Партнер наконец стянул с головы рубашку и удивленно посмотрел на Волкова. Он тяжело дышал, и смазанный красный грим рта придавал его лицу застывшее печальное выражение.
— Ты чего? — спросил партнер.
Волков расстегнул воротник и снова повторил:
— Совесть у тебя есть?..
Но в это время из-за занавеса двое униформистов вытащили за кулисы их реквизит, и один из них, услышав слова Волкова, негромко хохотнул:
— Хо-хо, там, где у людей совесть, у него знаешь что выросло? Я ему, можно сказать, как ангел-хранитель, жизнь берегу! Каждую репетицию лонжу держу, а он хоть бы «маленькую» поставил…
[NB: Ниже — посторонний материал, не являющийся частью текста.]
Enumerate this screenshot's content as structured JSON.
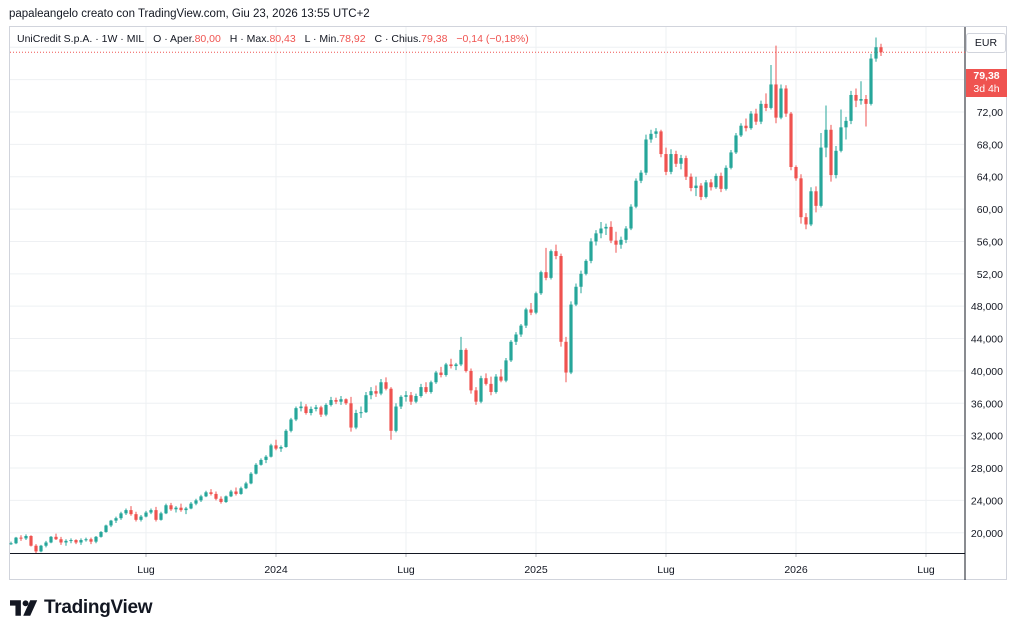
{
  "header": {
    "created_by": "papaleangelo creato con TradingView.com, Giu 23, 2026 13:55 UTC+2"
  },
  "legend": {
    "symbol": "UniCredit S.p.A. · 1W · MIL",
    "open_label": "O · Aper.",
    "open": "80,00",
    "high_label": "H · Max.",
    "high": "80,43",
    "low_label": "L · Min.",
    "low": "78,92",
    "close_label": "C · Chius.",
    "close": "79,38",
    "change": "−0,14 (−0,18%)"
  },
  "currency": "EUR",
  "last_price": {
    "value": "79,38",
    "countdown": "3d 4h"
  },
  "brand": "TradingView",
  "colors": {
    "up": "#26a69a",
    "down": "#ef5350",
    "grid": "#eef0f3",
    "price_line": "#ef5350"
  },
  "chart_data": {
    "type": "candlestick",
    "title": "UniCredit S.p.A. · 1W · MIL",
    "ylim": [
      17.5,
      82.5
    ],
    "y_ticks": [
      "20,000",
      "24,000",
      "28,000",
      "32,000",
      "36,000",
      "40,000",
      "44,000",
      "48,000",
      "52,00",
      "56,00",
      "60,00",
      "64,00",
      "68,00",
      "72,00",
      "76,00",
      "80,00"
    ],
    "y_tick_values": [
      20,
      24,
      28,
      32,
      36,
      40,
      44,
      48,
      52,
      56,
      60,
      64,
      68,
      72,
      76,
      80
    ],
    "x_ticks": [
      "Lug",
      "2024",
      "Lug",
      "2025",
      "Lug",
      "2026",
      "Lug"
    ],
    "x_tick_weeks": [
      27,
      53,
      79,
      105,
      131,
      157,
      183
    ],
    "grid": true,
    "price_line": 79.38,
    "candles": [
      [
        0,
        18.6,
        18.9,
        18.5,
        18.7
      ],
      [
        1,
        18.7,
        19.5,
        18.6,
        19.4
      ],
      [
        2,
        19.4,
        19.7,
        19.0,
        19.3
      ],
      [
        3,
        19.3,
        19.8,
        19.1,
        19.6
      ],
      [
        4,
        19.6,
        19.7,
        18.3,
        18.4
      ],
      [
        5,
        18.4,
        18.6,
        17.5,
        17.7
      ],
      [
        6,
        17.7,
        18.5,
        17.6,
        18.4
      ],
      [
        7,
        18.4,
        19.0,
        18.2,
        18.8
      ],
      [
        8,
        18.8,
        19.6,
        18.7,
        19.5
      ],
      [
        9,
        19.5,
        19.9,
        19.1,
        19.2
      ],
      [
        10,
        19.2,
        19.5,
        18.5,
        18.8
      ],
      [
        11,
        18.8,
        19.2,
        18.4,
        19.0
      ],
      [
        12,
        19.0,
        19.3,
        18.7,
        19.1
      ],
      [
        13,
        19.1,
        19.2,
        18.6,
        18.8
      ],
      [
        14,
        18.8,
        19.3,
        18.5,
        19.1
      ],
      [
        15,
        19.1,
        19.4,
        18.9,
        19.2
      ],
      [
        16,
        19.2,
        19.4,
        18.6,
        18.9
      ],
      [
        17,
        18.9,
        19.6,
        18.7,
        19.5
      ],
      [
        18,
        19.5,
        20.2,
        19.4,
        20.1
      ],
      [
        19,
        20.1,
        21.0,
        20.0,
        20.9
      ],
      [
        20,
        20.9,
        21.6,
        20.7,
        21.5
      ],
      [
        21,
        21.5,
        22.0,
        21.2,
        21.8
      ],
      [
        22,
        21.8,
        22.6,
        21.6,
        22.4
      ],
      [
        23,
        22.4,
        23.0,
        22.2,
        22.8
      ],
      [
        24,
        22.8,
        23.3,
        22.1,
        22.3
      ],
      [
        25,
        22.3,
        22.6,
        21.4,
        21.6
      ],
      [
        26,
        21.6,
        22.2,
        21.4,
        22.0
      ],
      [
        27,
        22.0,
        22.7,
        21.9,
        22.5
      ],
      [
        28,
        22.5,
        23.0,
        22.3,
        22.8
      ],
      [
        29,
        22.8,
        23.2,
        21.4,
        21.6
      ],
      [
        30,
        21.6,
        22.6,
        21.5,
        22.4
      ],
      [
        31,
        22.4,
        23.6,
        22.3,
        23.4
      ],
      [
        32,
        23.4,
        23.7,
        22.7,
        22.9
      ],
      [
        33,
        22.9,
        23.3,
        22.5,
        23.1
      ],
      [
        34,
        23.1,
        23.6,
        22.6,
        22.8
      ],
      [
        35,
        22.8,
        23.2,
        22.3,
        23.0
      ],
      [
        36,
        23.0,
        23.8,
        22.9,
        23.6
      ],
      [
        37,
        23.6,
        24.2,
        23.4,
        24.0
      ],
      [
        38,
        24.0,
        24.7,
        23.8,
        24.5
      ],
      [
        39,
        24.5,
        25.2,
        24.4,
        25.0
      ],
      [
        40,
        25.0,
        25.4,
        24.6,
        24.8
      ],
      [
        41,
        24.8,
        25.1,
        24.0,
        24.2
      ],
      [
        42,
        24.2,
        24.5,
        23.6,
        23.8
      ],
      [
        43,
        23.8,
        24.6,
        23.7,
        24.5
      ],
      [
        44,
        24.5,
        25.3,
        24.4,
        25.1
      ],
      [
        45,
        25.1,
        25.6,
        24.6,
        24.8
      ],
      [
        46,
        24.8,
        25.7,
        24.7,
        25.5
      ],
      [
        47,
        25.5,
        26.3,
        25.4,
        26.1
      ],
      [
        48,
        26.1,
        27.5,
        26.0,
        27.3
      ],
      [
        49,
        27.3,
        28.6,
        27.2,
        28.4
      ],
      [
        50,
        28.4,
        29.2,
        28.3,
        29.0
      ],
      [
        51,
        29.0,
        29.6,
        28.6,
        29.4
      ],
      [
        52,
        29.4,
        31.0,
        29.3,
        30.8
      ],
      [
        53,
        30.8,
        31.5,
        30.2,
        30.4
      ],
      [
        54,
        30.4,
        30.8,
        30.0,
        30.6
      ],
      [
        55,
        30.6,
        32.8,
        30.5,
        32.6
      ],
      [
        56,
        32.6,
        34.2,
        32.4,
        34.0
      ],
      [
        57,
        34.0,
        35.6,
        33.8,
        35.4
      ],
      [
        58,
        35.4,
        36.2,
        35.0,
        35.6
      ],
      [
        59,
        35.6,
        35.9,
        34.6,
        34.8
      ],
      [
        60,
        34.8,
        35.6,
        34.5,
        35.3
      ],
      [
        61,
        35.3,
        35.8,
        35.0,
        35.5
      ],
      [
        62,
        35.5,
        35.7,
        34.3,
        34.6
      ],
      [
        63,
        34.6,
        36.0,
        34.4,
        35.8
      ],
      [
        64,
        35.8,
        36.8,
        35.6,
        36.4
      ],
      [
        65,
        36.4,
        36.7,
        35.9,
        36.2
      ],
      [
        66,
        36.2,
        36.9,
        35.8,
        36.5
      ],
      [
        67,
        36.5,
        36.6,
        35.8,
        36.0
      ],
      [
        68,
        36.0,
        36.8,
        32.5,
        33.0
      ],
      [
        69,
        33.0,
        35.2,
        32.8,
        34.8
      ],
      [
        70,
        34.8,
        35.6,
        34.2,
        34.9
      ],
      [
        71,
        34.9,
        37.4,
        34.8,
        37.0
      ],
      [
        72,
        37.0,
        38.0,
        36.5,
        37.5
      ],
      [
        73,
        37.5,
        38.2,
        36.8,
        37.2
      ],
      [
        74,
        37.2,
        39.0,
        37.0,
        38.6
      ],
      [
        75,
        38.6,
        39.2,
        37.6,
        37.8
      ],
      [
        76,
        37.8,
        38.0,
        31.5,
        32.6
      ],
      [
        77,
        32.6,
        36.0,
        32.4,
        35.6
      ],
      [
        78,
        35.6,
        37.0,
        35.3,
        36.8
      ],
      [
        79,
        36.8,
        37.5,
        36.2,
        37.0
      ],
      [
        80,
        37.0,
        37.4,
        35.8,
        36.2
      ],
      [
        81,
        36.2,
        37.2,
        36.0,
        36.9
      ],
      [
        82,
        36.9,
        38.4,
        36.7,
        38.0
      ],
      [
        83,
        38.0,
        38.6,
        37.2,
        37.4
      ],
      [
        84,
        37.4,
        38.8,
        37.2,
        38.6
      ],
      [
        85,
        38.6,
        40.0,
        38.4,
        39.8
      ],
      [
        86,
        39.8,
        40.5,
        39.2,
        39.5
      ],
      [
        87,
        39.5,
        41.0,
        39.3,
        40.8
      ],
      [
        88,
        40.8,
        41.5,
        40.3,
        40.6
      ],
      [
        89,
        40.6,
        41.0,
        40.1,
        40.8
      ],
      [
        90,
        40.8,
        44.2,
        40.6,
        42.6
      ],
      [
        91,
        42.6,
        42.8,
        39.8,
        40.0
      ],
      [
        92,
        40.0,
        40.3,
        37.2,
        37.6
      ],
      [
        93,
        37.6,
        38.0,
        35.8,
        36.2
      ],
      [
        94,
        36.2,
        39.4,
        36.0,
        39.1
      ],
      [
        95,
        39.1,
        39.7,
        38.2,
        38.4
      ],
      [
        96,
        38.4,
        39.3,
        37.0,
        37.4
      ],
      [
        97,
        37.4,
        39.6,
        37.2,
        39.3
      ],
      [
        98,
        39.3,
        40.2,
        38.6,
        38.8
      ],
      [
        99,
        38.8,
        41.6,
        38.6,
        41.3
      ],
      [
        100,
        41.3,
        43.8,
        41.1,
        43.6
      ],
      [
        101,
        43.6,
        44.8,
        43.2,
        44.5
      ],
      [
        102,
        44.5,
        45.8,
        44.2,
        45.6
      ],
      [
        103,
        45.6,
        47.8,
        45.3,
        47.6
      ],
      [
        104,
        47.6,
        48.4,
        46.9,
        47.2
      ],
      [
        105,
        47.2,
        49.8,
        47.0,
        49.6
      ],
      [
        106,
        49.6,
        52.4,
        49.4,
        52.2
      ],
      [
        107,
        52.2,
        55.2,
        51.2,
        51.5
      ],
      [
        108,
        51.5,
        55.0,
        51.3,
        54.8
      ],
      [
        109,
        54.8,
        55.6,
        53.8,
        54.2
      ],
      [
        110,
        54.2,
        54.5,
        43.0,
        43.6
      ],
      [
        111,
        43.6,
        44.2,
        38.6,
        39.8
      ],
      [
        112,
        39.8,
        48.6,
        39.6,
        48.2
      ],
      [
        113,
        48.2,
        50.8,
        48.0,
        50.4
      ],
      [
        114,
        50.4,
        52.4,
        49.6,
        52.0
      ],
      [
        115,
        52.0,
        53.8,
        51.8,
        53.6
      ],
      [
        116,
        53.6,
        56.4,
        53.3,
        56.0
      ],
      [
        117,
        56.0,
        57.4,
        55.5,
        57.0
      ],
      [
        118,
        57.0,
        58.4,
        56.4,
        57.6
      ],
      [
        119,
        57.6,
        58.2,
        56.8,
        57.8
      ],
      [
        120,
        57.8,
        58.5,
        55.8,
        56.1
      ],
      [
        121,
        56.1,
        57.2,
        54.6,
        55.6
      ],
      [
        122,
        55.6,
        56.6,
        55.1,
        56.2
      ],
      [
        123,
        56.2,
        57.9,
        55.8,
        57.6
      ],
      [
        124,
        57.6,
        60.6,
        57.4,
        60.3
      ],
      [
        125,
        60.3,
        63.8,
        60.1,
        63.5
      ],
      [
        126,
        63.5,
        64.8,
        63.2,
        64.5
      ],
      [
        127,
        64.5,
        69.2,
        64.2,
        68.6
      ],
      [
        128,
        68.6,
        69.8,
        68.2,
        69.3
      ],
      [
        129,
        69.3,
        70.0,
        68.8,
        69.6
      ],
      [
        130,
        69.6,
        69.8,
        66.4,
        66.8
      ],
      [
        131,
        66.8,
        67.6,
        64.2,
        64.6
      ],
      [
        132,
        64.6,
        67.4,
        64.3,
        66.8
      ],
      [
        133,
        66.8,
        67.2,
        65.2,
        65.6
      ],
      [
        134,
        65.6,
        66.7,
        64.9,
        66.3
      ],
      [
        135,
        66.3,
        66.6,
        63.6,
        64.0
      ],
      [
        136,
        64.0,
        64.4,
        62.2,
        62.6
      ],
      [
        137,
        62.6,
        64.0,
        61.6,
        62.9
      ],
      [
        138,
        62.9,
        63.2,
        61.1,
        61.5
      ],
      [
        139,
        61.5,
        63.6,
        61.3,
        63.3
      ],
      [
        140,
        63.3,
        63.7,
        62.3,
        62.7
      ],
      [
        141,
        62.7,
        64.4,
        62.5,
        64.1
      ],
      [
        142,
        64.1,
        64.5,
        62.1,
        62.5
      ],
      [
        143,
        62.5,
        65.4,
        62.3,
        65.1
      ],
      [
        144,
        65.1,
        67.3,
        64.9,
        67.0
      ],
      [
        145,
        67.0,
        69.4,
        66.8,
        69.1
      ],
      [
        146,
        69.1,
        70.6,
        68.9,
        70.3
      ],
      [
        147,
        70.3,
        71.2,
        69.6,
        70.0
      ],
      [
        148,
        70.0,
        72.1,
        69.8,
        71.8
      ],
      [
        149,
        71.8,
        72.4,
        70.4,
        70.8
      ],
      [
        150,
        70.8,
        73.4,
        70.5,
        73.0
      ],
      [
        151,
        73.0,
        74.3,
        72.1,
        72.5
      ],
      [
        152,
        72.5,
        77.8,
        72.3,
        75.4
      ],
      [
        153,
        75.4,
        80.2,
        70.6,
        71.3
      ],
      [
        154,
        71.3,
        75.4,
        71.1,
        74.9
      ],
      [
        155,
        74.9,
        75.3,
        71.4,
        71.8
      ],
      [
        156,
        71.8,
        72.0,
        64.8,
        65.2
      ],
      [
        157,
        65.2,
        65.4,
        63.5,
        63.8
      ],
      [
        158,
        63.8,
        64.3,
        58.2,
        59.0
      ],
      [
        159,
        59.0,
        59.5,
        57.5,
        58.1
      ],
      [
        160,
        58.1,
        62.7,
        57.9,
        62.2
      ],
      [
        161,
        62.2,
        62.8,
        59.6,
        60.4
      ],
      [
        162,
        60.4,
        69.4,
        60.2,
        67.6
      ],
      [
        163,
        67.6,
        72.8,
        66.4,
        69.8
      ],
      [
        164,
        69.8,
        70.4,
        63.4,
        64.2
      ],
      [
        165,
        64.2,
        67.8,
        63.8,
        67.2
      ],
      [
        166,
        67.2,
        72.3,
        67.0,
        70.1
      ],
      [
        167,
        70.1,
        71.4,
        68.6,
        70.9
      ],
      [
        168,
        70.9,
        74.6,
        70.5,
        74.1
      ],
      [
        169,
        74.1,
        74.9,
        72.6,
        73.4
      ],
      [
        170,
        73.4,
        75.8,
        72.9,
        73.6
      ],
      [
        171,
        73.6,
        74.1,
        70.2,
        73.0
      ],
      [
        172,
        73.0,
        79.2,
        72.8,
        78.6
      ],
      [
        173,
        78.6,
        81.2,
        78.2,
        80.0
      ],
      [
        174,
        80.0,
        80.43,
        78.92,
        79.38
      ]
    ]
  }
}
— Ладно, — сказал Волков униформисту. — Чеши отсюда.
— Ты чего, Дим? — растерянно спросил партнер. — Хорошо ведь отработали…
Волков тяжело посмотрел на партнера, и ему вдруг страшно захотелось ударить его в лицо. В тонкое, интеллигентное, красивое лицо.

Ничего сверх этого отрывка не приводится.